The first one comes from Brian Burke.
Brian ran a regression to link an NFL quarterback's performance to his salary. He got a decent relationship, with a correlation of .46. Based on that regression, it looked like Aaron Rodgers should be worth around $25 million a year.
So far so good.
Then, Brian ran exactly the same regression, but switched the X and Y axes. He got the same correlation, of course. And the points on the graph were exactly the same, just sideways. But, this time, it looked like Rodgers should be worth only about $11 million!
How is that possible?
Here's the post where Brian lays out both arguments -- along with pictures -- and asks which is right. It took me a couple of hours of pondering, but I think I figured it out.
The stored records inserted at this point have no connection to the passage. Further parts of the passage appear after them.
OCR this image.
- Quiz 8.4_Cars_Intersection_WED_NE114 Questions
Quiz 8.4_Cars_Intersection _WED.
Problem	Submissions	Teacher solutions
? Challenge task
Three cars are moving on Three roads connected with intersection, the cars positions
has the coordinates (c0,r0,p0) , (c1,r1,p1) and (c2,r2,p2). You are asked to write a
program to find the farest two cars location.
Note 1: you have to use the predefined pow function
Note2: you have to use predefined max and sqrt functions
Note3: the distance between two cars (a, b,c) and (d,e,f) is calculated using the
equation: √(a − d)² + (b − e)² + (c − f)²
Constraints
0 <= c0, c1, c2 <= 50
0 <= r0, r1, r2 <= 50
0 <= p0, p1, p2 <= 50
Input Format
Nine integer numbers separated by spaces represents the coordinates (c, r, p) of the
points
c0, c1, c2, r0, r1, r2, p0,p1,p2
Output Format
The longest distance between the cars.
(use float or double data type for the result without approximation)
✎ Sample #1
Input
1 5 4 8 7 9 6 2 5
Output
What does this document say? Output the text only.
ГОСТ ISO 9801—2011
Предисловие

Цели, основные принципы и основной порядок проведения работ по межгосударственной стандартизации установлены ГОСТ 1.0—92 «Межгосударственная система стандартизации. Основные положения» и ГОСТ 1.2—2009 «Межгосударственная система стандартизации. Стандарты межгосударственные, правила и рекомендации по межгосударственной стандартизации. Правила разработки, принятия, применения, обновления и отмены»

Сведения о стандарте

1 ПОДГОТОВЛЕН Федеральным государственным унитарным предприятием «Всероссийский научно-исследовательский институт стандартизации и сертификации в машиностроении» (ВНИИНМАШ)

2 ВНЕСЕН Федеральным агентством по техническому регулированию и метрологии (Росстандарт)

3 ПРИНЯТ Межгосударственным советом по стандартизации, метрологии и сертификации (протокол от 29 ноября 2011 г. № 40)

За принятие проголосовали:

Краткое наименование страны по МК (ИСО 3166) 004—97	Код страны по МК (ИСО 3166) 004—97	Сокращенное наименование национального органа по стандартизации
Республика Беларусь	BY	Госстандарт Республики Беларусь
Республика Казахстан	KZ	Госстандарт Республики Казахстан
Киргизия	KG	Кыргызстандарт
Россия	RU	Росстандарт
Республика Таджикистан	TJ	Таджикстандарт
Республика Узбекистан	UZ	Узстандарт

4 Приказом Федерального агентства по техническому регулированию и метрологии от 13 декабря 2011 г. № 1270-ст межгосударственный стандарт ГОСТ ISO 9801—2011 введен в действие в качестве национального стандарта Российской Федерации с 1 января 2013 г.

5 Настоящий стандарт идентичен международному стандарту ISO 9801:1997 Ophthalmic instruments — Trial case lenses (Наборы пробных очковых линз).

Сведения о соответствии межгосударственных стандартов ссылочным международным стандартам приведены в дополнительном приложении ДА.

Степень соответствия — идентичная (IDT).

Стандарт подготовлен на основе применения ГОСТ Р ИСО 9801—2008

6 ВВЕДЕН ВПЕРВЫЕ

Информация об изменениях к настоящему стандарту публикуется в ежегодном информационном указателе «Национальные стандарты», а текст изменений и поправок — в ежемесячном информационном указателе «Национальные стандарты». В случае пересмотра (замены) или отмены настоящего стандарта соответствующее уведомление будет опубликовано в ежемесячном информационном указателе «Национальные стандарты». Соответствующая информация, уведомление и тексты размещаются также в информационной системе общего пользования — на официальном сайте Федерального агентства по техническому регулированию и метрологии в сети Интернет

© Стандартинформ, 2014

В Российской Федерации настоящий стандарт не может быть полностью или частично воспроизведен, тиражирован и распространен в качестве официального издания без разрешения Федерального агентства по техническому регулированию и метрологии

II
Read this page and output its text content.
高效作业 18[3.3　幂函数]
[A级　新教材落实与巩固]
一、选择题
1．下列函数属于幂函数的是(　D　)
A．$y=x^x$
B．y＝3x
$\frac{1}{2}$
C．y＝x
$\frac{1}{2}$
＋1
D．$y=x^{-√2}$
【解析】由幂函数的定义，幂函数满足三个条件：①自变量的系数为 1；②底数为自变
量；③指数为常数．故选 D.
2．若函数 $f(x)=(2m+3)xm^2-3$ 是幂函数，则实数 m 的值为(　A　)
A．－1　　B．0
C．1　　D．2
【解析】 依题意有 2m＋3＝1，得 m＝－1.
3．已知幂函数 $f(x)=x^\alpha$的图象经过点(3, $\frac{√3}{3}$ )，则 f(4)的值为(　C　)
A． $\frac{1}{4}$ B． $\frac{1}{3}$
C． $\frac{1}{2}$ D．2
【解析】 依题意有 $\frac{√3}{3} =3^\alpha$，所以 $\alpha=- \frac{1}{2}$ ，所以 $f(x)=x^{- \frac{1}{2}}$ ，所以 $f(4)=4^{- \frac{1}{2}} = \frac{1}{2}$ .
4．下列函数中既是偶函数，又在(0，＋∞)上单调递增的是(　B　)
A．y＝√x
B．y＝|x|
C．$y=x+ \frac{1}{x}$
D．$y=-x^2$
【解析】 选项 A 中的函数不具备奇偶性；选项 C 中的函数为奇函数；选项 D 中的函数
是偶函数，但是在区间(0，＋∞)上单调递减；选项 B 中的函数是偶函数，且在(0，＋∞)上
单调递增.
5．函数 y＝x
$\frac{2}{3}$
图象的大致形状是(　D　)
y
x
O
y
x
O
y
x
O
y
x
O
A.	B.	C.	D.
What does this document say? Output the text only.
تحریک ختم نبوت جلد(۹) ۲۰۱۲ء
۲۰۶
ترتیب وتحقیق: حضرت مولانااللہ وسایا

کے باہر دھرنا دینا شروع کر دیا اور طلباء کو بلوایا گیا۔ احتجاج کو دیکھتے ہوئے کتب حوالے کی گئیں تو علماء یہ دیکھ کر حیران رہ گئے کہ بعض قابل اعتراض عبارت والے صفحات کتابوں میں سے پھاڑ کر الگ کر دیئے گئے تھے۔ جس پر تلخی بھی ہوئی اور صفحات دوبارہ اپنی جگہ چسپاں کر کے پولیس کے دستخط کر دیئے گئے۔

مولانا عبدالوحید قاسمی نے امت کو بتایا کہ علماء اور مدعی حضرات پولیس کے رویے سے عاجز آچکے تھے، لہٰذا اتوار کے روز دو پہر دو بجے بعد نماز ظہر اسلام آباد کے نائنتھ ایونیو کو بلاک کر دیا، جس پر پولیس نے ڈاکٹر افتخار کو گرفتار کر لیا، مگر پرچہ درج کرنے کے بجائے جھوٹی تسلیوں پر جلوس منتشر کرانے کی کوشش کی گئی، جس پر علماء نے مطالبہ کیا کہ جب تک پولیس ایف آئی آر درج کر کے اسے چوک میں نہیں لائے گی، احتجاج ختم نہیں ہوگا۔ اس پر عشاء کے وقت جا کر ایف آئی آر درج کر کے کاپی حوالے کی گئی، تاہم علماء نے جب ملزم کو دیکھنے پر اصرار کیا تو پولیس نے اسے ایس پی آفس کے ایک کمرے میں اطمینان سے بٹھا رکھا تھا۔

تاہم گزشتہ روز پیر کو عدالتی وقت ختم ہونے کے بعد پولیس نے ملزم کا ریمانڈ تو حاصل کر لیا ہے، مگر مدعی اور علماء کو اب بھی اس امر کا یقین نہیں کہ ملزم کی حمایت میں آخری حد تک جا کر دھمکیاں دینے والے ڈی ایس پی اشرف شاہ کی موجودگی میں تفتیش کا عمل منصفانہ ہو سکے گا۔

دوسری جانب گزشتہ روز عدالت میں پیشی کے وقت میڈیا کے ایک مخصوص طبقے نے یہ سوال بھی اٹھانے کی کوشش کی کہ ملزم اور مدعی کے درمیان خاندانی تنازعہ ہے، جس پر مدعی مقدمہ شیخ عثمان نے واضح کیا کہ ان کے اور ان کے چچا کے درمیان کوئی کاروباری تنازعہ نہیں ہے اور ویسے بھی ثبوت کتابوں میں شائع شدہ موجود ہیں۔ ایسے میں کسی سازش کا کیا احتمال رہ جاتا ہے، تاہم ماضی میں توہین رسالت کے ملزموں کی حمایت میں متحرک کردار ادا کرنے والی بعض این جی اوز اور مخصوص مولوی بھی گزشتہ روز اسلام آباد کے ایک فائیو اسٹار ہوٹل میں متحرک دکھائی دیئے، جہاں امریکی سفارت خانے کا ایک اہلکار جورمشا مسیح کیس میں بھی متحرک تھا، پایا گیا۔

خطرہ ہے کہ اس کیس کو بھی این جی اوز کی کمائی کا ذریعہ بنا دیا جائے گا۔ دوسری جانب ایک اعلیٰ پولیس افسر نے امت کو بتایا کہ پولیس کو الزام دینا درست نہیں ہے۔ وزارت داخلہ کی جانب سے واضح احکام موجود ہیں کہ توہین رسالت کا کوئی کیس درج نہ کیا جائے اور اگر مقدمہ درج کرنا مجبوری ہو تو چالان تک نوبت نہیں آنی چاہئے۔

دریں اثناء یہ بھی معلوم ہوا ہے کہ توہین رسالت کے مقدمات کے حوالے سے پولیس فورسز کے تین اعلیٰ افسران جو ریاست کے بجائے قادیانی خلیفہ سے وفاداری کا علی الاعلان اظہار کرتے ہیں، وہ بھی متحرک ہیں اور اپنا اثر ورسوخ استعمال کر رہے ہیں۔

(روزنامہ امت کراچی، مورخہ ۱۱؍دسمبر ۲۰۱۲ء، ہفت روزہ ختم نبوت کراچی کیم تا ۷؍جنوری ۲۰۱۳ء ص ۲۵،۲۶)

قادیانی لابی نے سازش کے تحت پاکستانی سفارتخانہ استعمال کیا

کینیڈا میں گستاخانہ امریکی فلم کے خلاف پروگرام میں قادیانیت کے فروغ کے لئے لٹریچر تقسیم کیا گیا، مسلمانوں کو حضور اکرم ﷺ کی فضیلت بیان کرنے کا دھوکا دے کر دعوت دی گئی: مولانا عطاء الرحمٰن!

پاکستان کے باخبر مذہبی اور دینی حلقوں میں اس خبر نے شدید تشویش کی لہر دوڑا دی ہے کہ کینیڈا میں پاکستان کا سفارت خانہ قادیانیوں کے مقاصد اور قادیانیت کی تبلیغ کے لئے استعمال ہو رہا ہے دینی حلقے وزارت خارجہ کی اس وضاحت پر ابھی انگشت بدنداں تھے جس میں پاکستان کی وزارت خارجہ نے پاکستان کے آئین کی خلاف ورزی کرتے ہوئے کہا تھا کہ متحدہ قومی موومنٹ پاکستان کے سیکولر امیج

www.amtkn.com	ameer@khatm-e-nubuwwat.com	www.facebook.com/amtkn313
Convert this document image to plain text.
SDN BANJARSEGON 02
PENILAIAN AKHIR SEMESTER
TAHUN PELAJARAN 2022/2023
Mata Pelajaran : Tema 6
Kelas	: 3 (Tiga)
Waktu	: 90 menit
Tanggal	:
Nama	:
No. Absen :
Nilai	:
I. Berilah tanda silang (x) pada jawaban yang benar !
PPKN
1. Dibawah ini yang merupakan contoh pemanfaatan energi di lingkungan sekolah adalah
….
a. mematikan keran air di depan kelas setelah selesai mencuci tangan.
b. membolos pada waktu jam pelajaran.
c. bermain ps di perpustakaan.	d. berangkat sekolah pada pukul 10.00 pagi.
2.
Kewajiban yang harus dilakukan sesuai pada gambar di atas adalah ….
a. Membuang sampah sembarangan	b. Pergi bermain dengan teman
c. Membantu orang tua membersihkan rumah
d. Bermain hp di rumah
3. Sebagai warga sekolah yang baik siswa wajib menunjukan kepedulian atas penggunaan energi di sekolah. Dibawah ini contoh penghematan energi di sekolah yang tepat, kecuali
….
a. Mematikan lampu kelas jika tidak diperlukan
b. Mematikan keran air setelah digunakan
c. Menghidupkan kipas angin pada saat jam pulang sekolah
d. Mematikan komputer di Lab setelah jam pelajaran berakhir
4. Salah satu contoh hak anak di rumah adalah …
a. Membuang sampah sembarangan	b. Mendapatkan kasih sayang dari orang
My answer is in the comments to Brian's post. I think it's correct, but I'm not completely sure ... and I don't think I even convinced Brian.
The second one you can understand, probably, without pictures. I'll elaborate in the next post, but I'll just lay it out for now.
It's an established result, in baseball analysis, that a point of on-base percentage is worth about 1.7 times as much as a point of slugging percentage. (Here's a discussion at Tango's old blog; you can probably Google and find others.)
But ... if you do a regression, that's not what you get.
I ran a regression to predict team winning percentage from OBP and SLG, using seasons from 1960 to 2011. My equation was:
wpct = (2.52 OBP) + (0.71 SLG) - 0.62
By this regression, it looks like a point of OBP is worth 3.5 times a point of SLG -- almost twice as much as the true value of 1.7. Also, the 2.52 and the 0.71 aren't right either, individually.
It's not just random error ... even if you move the two coefficients together by 2 standard errors each, the ratio still won't reach 1.7. Also, if you break this down into subsets, you get roughly similar results for each (as long as you keep enough seasons to reduce the randomness enough).
What's going on?
It took me a while -- again -- but I think I figured this one out too. I'll explain in the next post.
UPDATE, Friday 5/17: Upon further reflection, I *haven't* figured out the second one yet. But I'm working on it!